I was stuck on a rather lengthy, arduous passage about Shakespeare's use of farmyard animals or something and naturally my attention was a little divided.
Inspired by my brother's lead in the matters of romance, I inwardly declared that I would ask this girl out, affirming that this was the moment I asserted myself, but inexperience and nerves made this a troublesome sandwich to swallow.
I'm sure most sensible mortals wouldn't agonise over such trivialities, mainly Americans, but I was at a complete loss as to how to even begin the conversation. How the hell did you just go up to a stranger, in a public environment, without the aid of alcohol and invite them to potentially love you?

In a library it felt almost sordid to ask someone out, you could read about such things but you must keep it quietly to yourself.
I looked up and down the room, trying to engage eye contact with her but the awkward chair and table arrangements made this a difficult task, and added a risk of a potential neck injury.
I was stuck, desperate and incompetent, a winning combination. I was about to concede defeat when my eyes fell upon a six pack of cherry bakewells I had in my backpack. These were intended as sugary treats to aid and encourage me in my revision, but staring at them an idea crept in my mind that maybe these iced pastry treats could be the key to unlocking my potential love's interest, or at least break the ice.
The idea was that I would casually walk up to her and say 'hey would you like a bakewell tart?' Then let the romance flourish.
It seemed simple enough and from that, I hoped, innocent, and inauspicious beginning I could initiate further conversation and from there I wasn't entirely sure, but I was hoping my brain would take over and come up with something.

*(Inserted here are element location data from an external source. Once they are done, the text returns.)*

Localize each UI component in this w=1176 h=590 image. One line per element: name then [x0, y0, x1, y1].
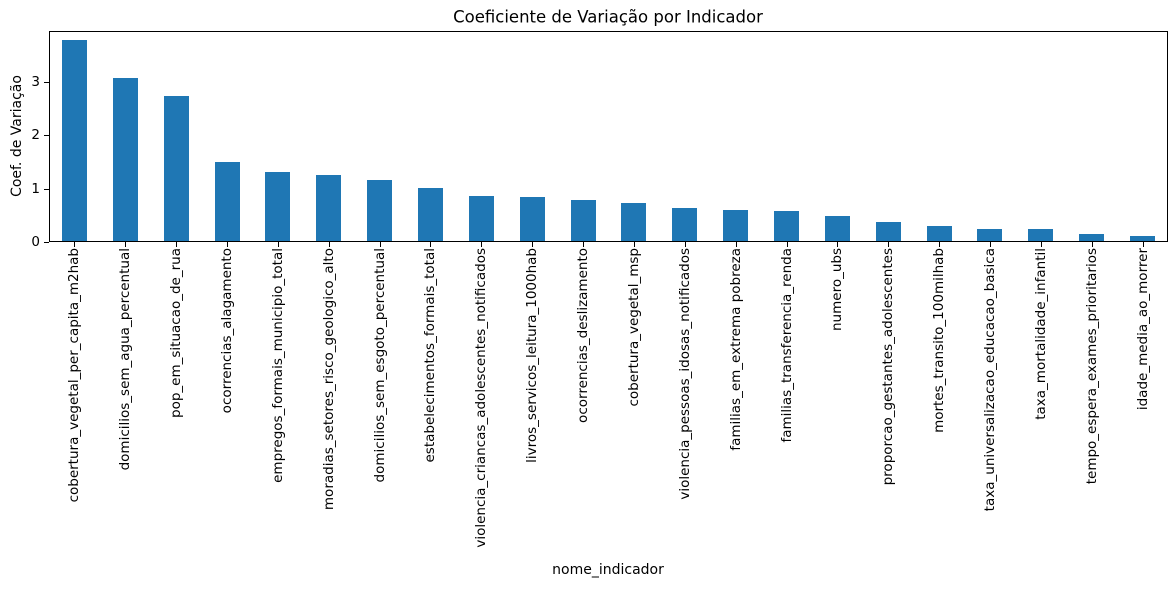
- y-tick-label: 3: [31, 74, 40, 90]
- x-tick-mark: [939, 242, 940, 247]
- bar: [468, 196, 494, 241]
- x-tick-mark: [532, 242, 533, 247]
- x-tick-label: tempo_espera_exames_prioritarios: [1084, 248, 1100, 485]
- bar: [265, 172, 291, 241]
- x-tick-label: domicilios_sem_agua_percentual: [117, 248, 133, 471]
- bar: [61, 40, 87, 241]
- bar: [977, 229, 1003, 241]
- bar: [672, 208, 698, 241]
- x-tick-label: domicilios_sem_esgoto_percentual: [372, 248, 388, 483]
- x-tick-label: familias_em_extrema pobreza: [728, 248, 744, 451]
- x-tick-mark: [1092, 242, 1093, 247]
- x-tick-label: numero_ubs: [829, 248, 845, 331]
- bar: [1028, 229, 1054, 241]
- x-tick-label: proporcao_gestantes_adolescentes: [880, 248, 896, 486]
- y-tick-mark: [44, 135, 49, 136]
- x-tick-mark: [787, 242, 788, 247]
- y-tick-mark: [44, 82, 49, 83]
- x-tick-label: livros_servicos_leitura_1000hab: [524, 248, 540, 463]
- x-tick-mark: [481, 242, 482, 247]
- bar: [875, 222, 901, 241]
- bar: [417, 188, 443, 241]
- x-tick-mark: [278, 242, 279, 247]
- bar: [1130, 236, 1156, 241]
- bar: [621, 203, 647, 241]
- x-axis-label: nome_indicador: [552, 562, 664, 578]
- bar: [926, 226, 952, 241]
- x-tick-label: taxa_mortalidade_infantil: [1033, 248, 1049, 420]
- x-tick-label: cobertura_vegetal_msp: [626, 248, 642, 407]
- x-tick-mark: [888, 242, 889, 247]
- x-tick-label: moradias_setores_risco_geologico_alto: [321, 248, 337, 511]
- bar: [214, 162, 240, 241]
- x-tick-mark: [736, 242, 737, 247]
- x-tick-mark: [176, 242, 177, 247]
- bar: [519, 197, 545, 241]
- x-tick-mark: [380, 242, 381, 247]
- y-tick-label: 1: [31, 181, 40, 197]
- bar: [570, 200, 596, 241]
- x-tick-label: ocorrencias_alagamento: [219, 248, 235, 414]
- x-tick-label: taxa_universalizacao_educacao_basica: [982, 248, 998, 512]
- x-tick-mark: [990, 242, 991, 247]
- x-tick-mark: [125, 242, 126, 247]
- x-tick-mark: [1143, 242, 1144, 247]
- bar: [367, 180, 393, 241]
- bar: [112, 78, 138, 241]
- x-tick-label: familias_transferencia_renda: [779, 248, 795, 443]
- x-tick-mark: [329, 242, 330, 247]
- x-tick-label: estabelecimentos_formais_total: [422, 248, 438, 463]
- plot-area: [49, 31, 1168, 242]
- x-tick-mark: [1041, 242, 1042, 247]
- x-tick-mark: [583, 242, 584, 247]
- x-tick-mark: [634, 242, 635, 247]
- bar: [723, 210, 749, 241]
- bar: [163, 96, 189, 241]
- x-tick-label: mortes_transito_100milhab: [931, 248, 947, 433]
- x-tick-label: ocorrencias_deslizamento: [575, 248, 591, 423]
- y-tick-label: 0: [31, 234, 40, 250]
- x-tick-mark: [685, 242, 686, 247]
- x-tick-mark: [74, 242, 75, 247]
- x-tick-label: violencia_pessoas_idosas_notificados: [677, 248, 693, 500]
- bar: [316, 175, 342, 241]
- y-tick-label: 2: [31, 127, 40, 143]
- x-tick-label: violencia_criancas_adolescentes_notifica…: [473, 248, 489, 548]
- x-tick-mark: [837, 242, 838, 247]
- x-tick-label: idade_media_ao_morrer: [1135, 248, 1151, 411]
- bar: [1079, 234, 1105, 241]
- x-tick-mark: [430, 242, 431, 247]
- y-tick-mark: [44, 189, 49, 190]
- bar: [774, 211, 800, 241]
- x-tick-label: cobertura_vegetal_per_capita_m2hab: [66, 248, 82, 503]
- y-tick-mark: [44, 242, 49, 243]
- bar: [824, 216, 850, 241]
- x-tick-label: empregos_formais_municipio_total: [270, 248, 286, 483]
- x-tick-mark: [227, 242, 228, 247]
- chart-title: Coeficiente de Variação por Indicador: [453, 7, 763, 27]
- x-tick-label: pop_em_situacao_de_rua: [168, 248, 184, 418]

Very simple in theory, harder in practice. I toyed with the foil wrapping of a bakewell, eat one for the energy boost, and stared over at her with a mouth full of munched up icing and pastry. Sexy.
I ruminated, pondered, eat another bakewell, tried to motivate myself to go over and just do it, but I was held back, reluctant and not fully behind the plan. Like a soldier asked to jump over the trench line.
This delaying didn't help matters and eventually my procrastinating had gone on so long she was now setting off to leave.
I had missed my chance and chided myself for my failures but as she packed her items into her satchel I roused myself for one final push.
I quickly packed up my items apart from one solitary bakewell tart that I kept in my hand and began to hover over to her.
Unfortunately she had turned the other way and began making her way around the library. I duly followed, quickly improvising a new plan where I would simply tap her on the shoulder and say 'I think you dropped this?' Then present her with the tart, Ingenious. I had seen a film scene of something similar with jewellery, and that had worked perfectly. 
Fate had other plans and  had also decided to bless her with rather a pacy walk. I followed  swiftly after her, bakewell held aloft in my outstretched hand.
Blissfully, I ignored the fact that I was now following a girl around a library with baked goods, and this was definitely not a normal thing to be doing, and certainly not your standard or desired romantic gesture.
Her pace quickend, as I'm sure her subconscious picked up on the potential threat of diabetes that was ambling to be thrust in her face.
I continued to follow for a good 5 to 10 minutes, until we reached a  pelican crossing and my better sense and a ford KA stopped me.
From this moment on, the town of bakewell always sends a shiver up the spine but I will always be fond of Libraries. For where would us weirdos go?